The image below shows an example of a game with five rows of five columns. Notice that the top row has five pegs, the next row has four pegs, the next five, and so on. With five columns, there are four choices to drop the ball into (indexed from 0). Note that in this example, there are three pegs missing. The top row is row 0, and the leftmost peg is column 0, so the coordinates of the missing pegs are (1,1), (2,1) and (3,2). In this example, the best place to drop the ball is on the far left, in column 0, which gives a 50% chance that it will end in the goal.

x.x.x.x.x
 x...x.x
x...x.x.x
 x.x...x
x.x.x.x.x
 G

x indicates a peg, . indicates empty space.

Answer 1

Start at the bottom and assign a probability of 1 to the goal and 0 to other slots. Then for the next row up, assign probabilities as follows:

1) if there is no peg, use the probability directly below.
2) for a peg, use the average of the probabilities in the adjacent columns one row down.

This will simply propagate the probabilities to the top where each slot will be assigned the probability of reaching the goal from that slot. No tree, no recursion.

Answer 2

We can solve this problem using probability theory. We drop the ball in a position and recursively split the ball's path in its one (at the sidewall) or two possible directions. At the first step, we know with probability 1 the position of the ball (we are dropping it after all!). At each subsequent split into two directions, the probability halves. If we end up at the bottom row in the target location, we add the probability of path taken to our total. Repeat this process for all starting positions and take the highest probability of reaching the target.

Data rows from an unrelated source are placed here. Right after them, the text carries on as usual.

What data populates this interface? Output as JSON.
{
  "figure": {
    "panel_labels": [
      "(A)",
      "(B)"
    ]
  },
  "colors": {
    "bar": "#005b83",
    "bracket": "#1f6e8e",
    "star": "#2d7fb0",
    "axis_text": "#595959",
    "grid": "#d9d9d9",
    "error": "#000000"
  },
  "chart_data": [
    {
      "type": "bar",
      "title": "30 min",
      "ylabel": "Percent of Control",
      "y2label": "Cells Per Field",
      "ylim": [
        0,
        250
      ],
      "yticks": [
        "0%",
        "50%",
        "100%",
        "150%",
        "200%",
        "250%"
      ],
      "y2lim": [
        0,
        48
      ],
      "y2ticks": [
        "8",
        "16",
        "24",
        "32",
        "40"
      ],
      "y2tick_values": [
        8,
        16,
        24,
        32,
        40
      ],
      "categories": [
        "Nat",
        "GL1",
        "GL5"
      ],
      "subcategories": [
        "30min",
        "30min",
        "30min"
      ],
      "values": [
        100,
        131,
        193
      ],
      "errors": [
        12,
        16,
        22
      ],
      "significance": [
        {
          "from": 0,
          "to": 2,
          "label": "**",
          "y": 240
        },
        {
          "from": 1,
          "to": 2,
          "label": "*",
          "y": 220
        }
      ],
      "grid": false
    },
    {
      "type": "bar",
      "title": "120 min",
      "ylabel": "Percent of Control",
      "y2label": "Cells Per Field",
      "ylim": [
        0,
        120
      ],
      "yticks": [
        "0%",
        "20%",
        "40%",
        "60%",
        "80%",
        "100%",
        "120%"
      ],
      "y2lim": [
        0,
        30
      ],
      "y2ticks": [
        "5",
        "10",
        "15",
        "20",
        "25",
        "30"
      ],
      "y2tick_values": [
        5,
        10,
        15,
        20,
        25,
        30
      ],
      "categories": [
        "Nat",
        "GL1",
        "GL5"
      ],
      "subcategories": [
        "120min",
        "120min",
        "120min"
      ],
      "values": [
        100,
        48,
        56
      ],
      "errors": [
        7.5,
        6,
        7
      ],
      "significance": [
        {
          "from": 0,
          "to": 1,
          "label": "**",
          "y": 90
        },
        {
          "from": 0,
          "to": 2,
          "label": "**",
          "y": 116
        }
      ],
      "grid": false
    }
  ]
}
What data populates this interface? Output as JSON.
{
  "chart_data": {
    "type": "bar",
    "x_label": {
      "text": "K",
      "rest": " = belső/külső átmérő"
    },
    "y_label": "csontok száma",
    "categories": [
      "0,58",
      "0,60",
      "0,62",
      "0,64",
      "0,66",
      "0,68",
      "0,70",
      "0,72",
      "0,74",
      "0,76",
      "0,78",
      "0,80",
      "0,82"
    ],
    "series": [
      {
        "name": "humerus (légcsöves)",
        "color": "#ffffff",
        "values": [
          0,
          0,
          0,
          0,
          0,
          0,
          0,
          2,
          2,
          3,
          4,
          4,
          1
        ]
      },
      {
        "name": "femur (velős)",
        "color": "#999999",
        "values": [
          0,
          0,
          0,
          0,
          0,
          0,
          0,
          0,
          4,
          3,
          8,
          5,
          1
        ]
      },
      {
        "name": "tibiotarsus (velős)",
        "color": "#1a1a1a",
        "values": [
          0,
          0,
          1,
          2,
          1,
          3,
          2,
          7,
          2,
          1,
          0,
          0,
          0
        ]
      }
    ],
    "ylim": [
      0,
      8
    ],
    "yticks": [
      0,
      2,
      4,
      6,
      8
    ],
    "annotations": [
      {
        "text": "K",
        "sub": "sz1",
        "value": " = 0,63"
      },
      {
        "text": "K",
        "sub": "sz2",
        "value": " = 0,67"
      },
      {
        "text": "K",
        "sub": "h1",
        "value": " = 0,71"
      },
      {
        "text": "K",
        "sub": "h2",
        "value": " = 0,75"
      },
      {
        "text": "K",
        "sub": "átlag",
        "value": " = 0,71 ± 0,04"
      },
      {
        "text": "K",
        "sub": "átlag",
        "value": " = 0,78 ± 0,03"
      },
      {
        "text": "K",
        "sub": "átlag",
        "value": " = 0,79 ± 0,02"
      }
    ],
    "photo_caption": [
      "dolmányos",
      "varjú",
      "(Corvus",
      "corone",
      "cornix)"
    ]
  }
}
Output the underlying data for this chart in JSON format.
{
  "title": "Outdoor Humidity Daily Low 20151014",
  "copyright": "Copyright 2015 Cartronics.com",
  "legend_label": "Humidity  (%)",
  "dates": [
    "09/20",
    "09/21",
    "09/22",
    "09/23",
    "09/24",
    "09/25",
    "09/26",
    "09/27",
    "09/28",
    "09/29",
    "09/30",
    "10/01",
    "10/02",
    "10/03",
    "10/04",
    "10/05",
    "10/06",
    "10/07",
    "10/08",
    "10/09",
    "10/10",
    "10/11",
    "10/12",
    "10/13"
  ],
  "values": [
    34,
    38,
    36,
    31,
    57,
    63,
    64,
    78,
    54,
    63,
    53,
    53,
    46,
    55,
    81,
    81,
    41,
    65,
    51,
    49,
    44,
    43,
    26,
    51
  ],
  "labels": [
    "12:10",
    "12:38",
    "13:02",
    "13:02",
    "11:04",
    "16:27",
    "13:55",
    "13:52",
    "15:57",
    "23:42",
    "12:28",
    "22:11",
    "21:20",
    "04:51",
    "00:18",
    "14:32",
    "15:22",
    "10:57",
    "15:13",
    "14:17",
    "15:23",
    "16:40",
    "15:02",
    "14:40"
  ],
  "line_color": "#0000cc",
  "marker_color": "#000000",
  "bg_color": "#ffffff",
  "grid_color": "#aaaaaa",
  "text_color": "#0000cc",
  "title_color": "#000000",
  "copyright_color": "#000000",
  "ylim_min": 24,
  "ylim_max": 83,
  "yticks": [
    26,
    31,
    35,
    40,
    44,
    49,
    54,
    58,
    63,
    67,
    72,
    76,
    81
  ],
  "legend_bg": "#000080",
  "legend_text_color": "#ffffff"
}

We can improve this algorithm by removing the recursion and processing row-by-row using dynamic programming. Start with the first row set to all 0, except for the starting location which we set to 1. Then calculate the probabilities of reaching each cell in the next row by starting with an array of 0's and. For each cell in our current row, add half its probability to the cell to its left in the next row and half to its right, unless its against the sidewall in which case we add the full probability to the single cell. Continue doing this for each row until reaching the final row.

So far we've neglected the missing pegs. We can take them into account by having three probabilities for each cell: one for each direction the ball is currently travelling. In the end, we sum up all thre as direction doesn't matter.